Vornado Realty Trust, New York City’s second-largest commercial landlord, is weighing whether to bid on a casino license at the site of the soon-to-be-demolished Hotel Pennsylvania near Madison Square Garden, according to the New York Post. The shuttered hotel sits squarely in Gov. Kathy Hochul’s proposed nine-block redevelopment around a “new” Penn Station.
Vornado is designated to develop five of eight office sites, where some buildings will be demolished and tenants evicted. That includes the hotel’s demolition, which will be completed by the end of the year. And as it moves forward with its plans, the company also considers the possibility of joining New York’s casino race for three downstate licenses.
“We are studying the possibility of applying for a casino license [in the Penn Station area], but we have no deal in place,” a Vornado spokesperson told The Post. “Our most important criterion for any project is that it meets the economic development objectives and produces the transit and public improvements set forth in the state’s General Project Plan.”
While Vornado’s statement didn’t mention a partner, a source confirmed to the cited source that chairman Steven Roth is talking to Midwest gaming mogul Neil Gary Bluhm – the managing principal of Walton Street Capital – who owns or is a partner in several first-class Chicago commercial properties and casinos in Pittsburgh, Philadelphia, Chicago and Schenectady, NY.
Should it truly want in on the action, Vornado will have to act quickly: a first round of questions from prospective bidders is due on February 3. However, no date has yet been set for the submission of applications. If Vornado decides to move forward, it would also pit Roth against “archrival” SL Green, the city’s largest commercial landlord.
SL Green has teamed with Caesars Entertainment in Times Square; while Related Companies and Wynn Resorts are eyeing Hudson Yards. Other developers include Hudson’s Bay Company, which hopes to put a casino at Saks Fifth Avenue; while Mets owner Steve Cohen may possibly team with Hard Rock for one at Willets Point, Queens; and Thor Equities is betting on Coney Island.

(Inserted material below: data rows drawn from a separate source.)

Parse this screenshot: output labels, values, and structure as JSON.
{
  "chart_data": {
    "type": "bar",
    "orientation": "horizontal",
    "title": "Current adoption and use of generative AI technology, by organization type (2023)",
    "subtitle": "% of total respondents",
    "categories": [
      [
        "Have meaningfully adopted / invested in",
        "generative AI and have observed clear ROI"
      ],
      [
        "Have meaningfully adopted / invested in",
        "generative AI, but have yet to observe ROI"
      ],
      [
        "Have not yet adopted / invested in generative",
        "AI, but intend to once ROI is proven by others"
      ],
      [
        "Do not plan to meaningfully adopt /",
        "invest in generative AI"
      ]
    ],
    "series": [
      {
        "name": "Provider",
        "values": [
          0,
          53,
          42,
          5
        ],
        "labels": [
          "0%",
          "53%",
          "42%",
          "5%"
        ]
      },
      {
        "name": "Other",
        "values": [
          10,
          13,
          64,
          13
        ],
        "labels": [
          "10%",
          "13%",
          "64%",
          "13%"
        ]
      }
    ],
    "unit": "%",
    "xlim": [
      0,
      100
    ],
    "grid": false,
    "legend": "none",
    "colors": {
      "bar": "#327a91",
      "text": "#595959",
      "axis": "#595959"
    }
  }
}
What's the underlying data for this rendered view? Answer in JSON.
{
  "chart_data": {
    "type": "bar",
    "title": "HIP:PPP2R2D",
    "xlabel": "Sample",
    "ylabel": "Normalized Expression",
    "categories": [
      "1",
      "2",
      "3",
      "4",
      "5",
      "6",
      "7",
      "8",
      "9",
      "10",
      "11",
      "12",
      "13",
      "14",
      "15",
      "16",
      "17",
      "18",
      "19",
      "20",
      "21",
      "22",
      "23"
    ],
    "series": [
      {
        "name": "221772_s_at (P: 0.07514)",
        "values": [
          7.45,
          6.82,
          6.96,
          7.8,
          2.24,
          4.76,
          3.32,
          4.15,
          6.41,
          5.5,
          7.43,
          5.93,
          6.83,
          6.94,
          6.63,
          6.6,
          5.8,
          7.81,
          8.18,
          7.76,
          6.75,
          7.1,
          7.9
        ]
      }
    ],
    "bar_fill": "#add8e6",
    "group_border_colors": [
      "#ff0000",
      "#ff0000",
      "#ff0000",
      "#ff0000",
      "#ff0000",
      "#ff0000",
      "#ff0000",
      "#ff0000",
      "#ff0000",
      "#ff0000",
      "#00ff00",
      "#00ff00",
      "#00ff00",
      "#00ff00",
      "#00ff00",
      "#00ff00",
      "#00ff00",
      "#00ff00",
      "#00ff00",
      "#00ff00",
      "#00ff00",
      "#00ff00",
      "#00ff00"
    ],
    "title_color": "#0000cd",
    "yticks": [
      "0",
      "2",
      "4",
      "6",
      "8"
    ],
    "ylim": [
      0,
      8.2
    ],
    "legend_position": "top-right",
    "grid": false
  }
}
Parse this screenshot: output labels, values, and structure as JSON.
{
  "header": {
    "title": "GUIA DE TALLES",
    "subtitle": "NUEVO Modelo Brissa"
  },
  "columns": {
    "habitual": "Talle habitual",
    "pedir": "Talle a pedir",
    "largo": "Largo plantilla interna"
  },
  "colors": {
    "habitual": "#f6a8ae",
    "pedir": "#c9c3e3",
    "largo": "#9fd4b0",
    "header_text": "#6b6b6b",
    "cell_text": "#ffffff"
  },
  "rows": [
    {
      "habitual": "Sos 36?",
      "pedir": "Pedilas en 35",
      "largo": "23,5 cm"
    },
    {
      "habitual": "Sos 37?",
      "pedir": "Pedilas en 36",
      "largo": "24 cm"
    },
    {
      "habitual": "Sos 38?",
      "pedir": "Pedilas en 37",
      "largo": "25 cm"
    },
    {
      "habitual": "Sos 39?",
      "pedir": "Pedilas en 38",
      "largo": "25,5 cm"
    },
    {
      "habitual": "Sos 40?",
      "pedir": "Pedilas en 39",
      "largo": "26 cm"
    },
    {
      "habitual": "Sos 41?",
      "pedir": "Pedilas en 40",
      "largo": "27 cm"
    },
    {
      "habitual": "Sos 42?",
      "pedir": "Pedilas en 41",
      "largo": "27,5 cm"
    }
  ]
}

Las Vegas Sands also confirmed this month it is eyeing Nassau County.
The owners of the existing slots parlors at the Aqueduct race track in Ozone Park, Queens and Yonkers race track — Genting’s Resorts World and MGM’s Empire City — are also set to submit bids, which would expand current offerings to include table games. The properties are believed to be solid candidates in the race, as they are established entities known to policymakers.
Another last-minute bid could come from businessman Larry Silverstein, who would put a casino at his so-called Mercedes-Benz site on Eleventh Ave, a source told the New York Post. Each bid will cost applicants $1 million. The state has not said when it will decide on the Big Apple winner.